At least that’s my plan. Of course, if you need to add bacon, or sausage, or chicken, or ham, you might not be onto such a bad plan either.

Pasta with Asparagus, Snap Peas and Lemon
Based on a recipe by Molly Stevens in Lunds and Byerly’s Real Food magazine

Water and salt for cooking pasta and vegetables
8 ounces asparagus cut into 2-3 inch pieces
4 ounces sugar snap peas, ends and strings removes, cut in half
½ pound dry pasta (I used fettuccine)
2 tablespoons olive oil
1 cup finely chopped scallions
¼ teaspoon coarse salt
zest of 1 lemon, finely grated
juice of 1 lemon
¼ cup dry white wine
2 tablespoons half and half or heavy cream
½ cup freshly grated Parmesan cheese, plus more for serving

1. Bring a large pot of water (large enough to cook pasta) to a boil. Salt generously. Add the asparagus and sugar snap peas. Cook 2 minutes. Remove the asparagus and snap peas and drain. Set aside. Add the pasta to the boiling water and cook until tender.
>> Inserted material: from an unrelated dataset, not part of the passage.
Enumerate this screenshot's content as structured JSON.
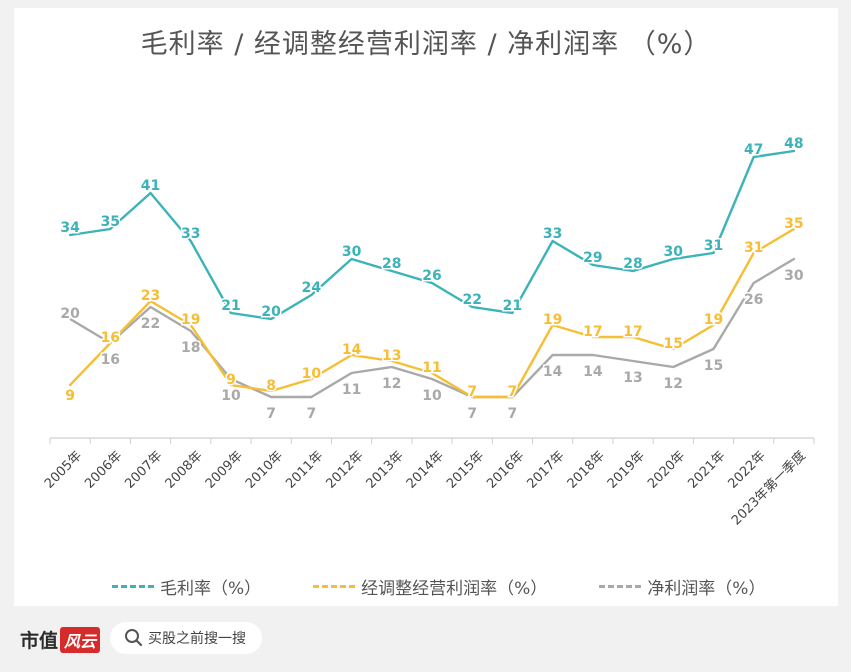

2. Meanwhile, heat the olive oil in a large skillet over medium-high heat. Add the scallions and ¼ teaspoon salt. Cook, stirring frequently, about 5 minutes or until the scallions are tender, but not yet browning.

3. Add the lemon zest and juice and the wine. Bring to a boil and add the asparagus and snap peas. If the pasta is not yet cooked, remove the pan with the onion mixture from the heat and wait until the pasta is done. Otherwise, proceed to the next step.

4. Drain the pasta, reserving a half cup of pasta cooking water, and add it to the onion mixture, or transfer the pasta directly to the pan from the boiling water. Add the half and half and Parmesan and stir to coat the pasta and vegetables. If the dish seems dry, add some of the reserved pasta cooking water. Serve with additional Parmesan.